Wouldn't it be easier to just buy the player a new car and give him straight As?

Shadowlands


You don't have to know who C. S. Lewis was to enjoy Shadowlands, but it helps if you do. Many people know him best for his children's novel The Lion, The Witch, and The Wardrobe, For others, Lewis is notable for his writings on God, ethics and religion, in such works as The Allegory of Love and The Screwtape Letters. (However, since Lewis never addressed the topic of professional hockey, he may be unknown to some of our staff.)

Lewis was a glaring example of the English intellectual who wrote passionately about lofty ideals, but who led such a cloistered life that he had little direct experience with much of anything. Even when he wrote about sex (as he did in That Hideous Strength), it was so abstract that no one was sure what the heck he was talking about.

That's where Shadowlands comes in. The movie deals with Lewis's brief marriage to an American woman whom he barely knew, but who was a fan of his books. She was fleeing a lousy ex-husband, she wanted to remain in England and she needed to be married to do so. The marriage was more than one of mere convenience, however. There was real affection between the two, which provided Lewis with a rare encounter with his own feelings - which he desperately needed.

In the lead roles, Anthony Hopkins continues his reign as the British master of repressed gentility, while Debra Winger proves, once again, that she's a solid performer. Richard Attenborough directed Shadowlands, and was able to do it without a cast of thousands or an entire continent to film on. The result is a fine, though occasionally predictable, character study.

In fact, I can honestly say that Shadowlands is the best film I've seen so far this year.

(Ed. Note: This review was published on Jan. 5. That is way I could say the final line.)

Ghost in the Machine


Ghost in the Machine is a horror movie set in Cleveland. Already I'm scared. The movie's monster lurks in computers. Now I'm terrified. Even worse, he's capable of running up your phone bill with calls to 900 numbers. AAAAHHHHH!!!!!

Despite all this mayhem, Ghost in the Machine starts out as a bucolic tale about an electronic repair guy who just happens to moonlight as a mad dog serial killer. They call him the Address Book Killer, because he steals address books, then murders everyone who's listed in them.

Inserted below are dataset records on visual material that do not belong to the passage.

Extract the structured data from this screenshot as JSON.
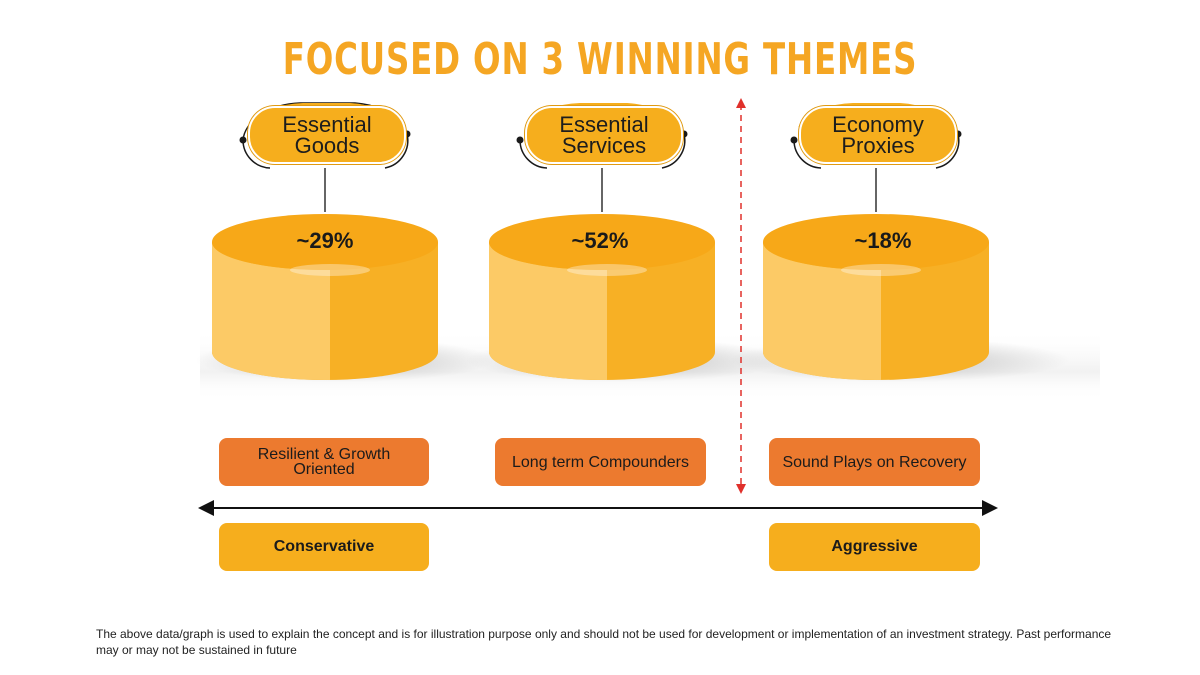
{
  "title": "FOCUSED ON 3 WINNING THEMES",
  "themes": [
    {
      "label_line1": "Essential",
      "label_line2": "Goods",
      "share": "~29%",
      "description": "Resilient & Growth Oriented"
    },
    {
      "label_line1": "Essential",
      "label_line2": "Services",
      "share": "~52%",
      "description": "Long term Compounders"
    },
    {
      "label_line1": "Economy",
      "label_line2": "Proxies",
      "share": "~18%",
      "description": "Sound Plays on Recovery"
    }
  ],
  "risk_scale": {
    "left_label": "Conservative",
    "right_label": "Aggressive"
  },
  "footnote": "The above data/graph is used to explain the concept and is for illustration purpose only and should not be used for development or implementation of an investment strategy. Past performance may or may not be sustained in future",
  "colors": {
    "accent_yellow": "#f6ae1d",
    "title_yellow": "#f5a623",
    "orange": "#ec7a2f",
    "divider_red": "#e0302b"
  }
}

One day, Nancy Allen comes into his shop and accidentally leaves her address book. The killer is instantly smitten by her (you can tell by the way he keeps sniffing at her addresses). But while speeding to her house to slaughter Allen and her teenage son, he smashes up all over the freeway.

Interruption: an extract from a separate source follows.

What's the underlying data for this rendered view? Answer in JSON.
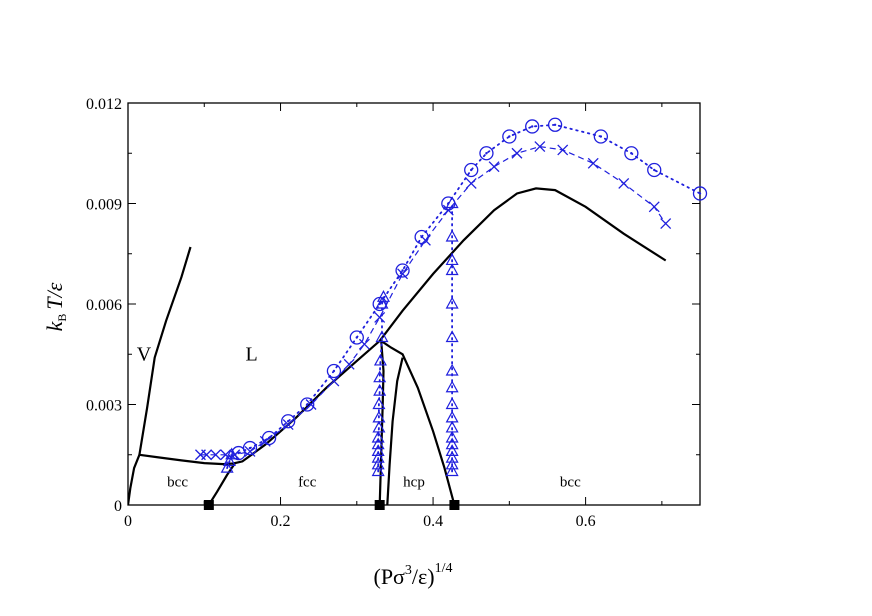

Now, this is the tricky part. He's rushed to the hospital and placed inside a Cat Scan. Lightning strikes the main power lines and there's a massive power surge. The killer dies just as his brain wave patterns are being processed by the computer during the surge. The killer's now "inside" the computer and is interfaced to the Datanet system. (I hope you were taking notes on this. A quiz may appear later in this review.)

Allen's life suddenly becomes a living nightmare. She discovers that her phone bill has been jacked up, her bank account has been shut down and her friends are being bumped off. Her life as a single mother of a teenage son (read: it's already nightmarish)has just taken a turn for the worse. (And she's still in Cleveland.)

That's when she meets Chris Mulkey, a chain-smoking computer hacker on the side of goodness. Unfortunately, he's not on the side of fashion or personal hygiene, but Allen is in no position to be picky about the company she keeps.

Ghost in the Machine's main claim to fame is that it was directed by Rachel Talalay, the director who scored some minor critical notice for Freddy's Dead: The Final Nightmare (on Elm Street, that is). She has a strong visual style, but no apparent grasp of narrative logic. Her sense of pacing is nothing to write home about, either.

But these weaknesses won't bother the movie's audience. During the screening of Ghost in the Machine, I sat behind three teenagers who kept playfully slugging each other in the head through the whole flick. There really is too much violence in the cinema.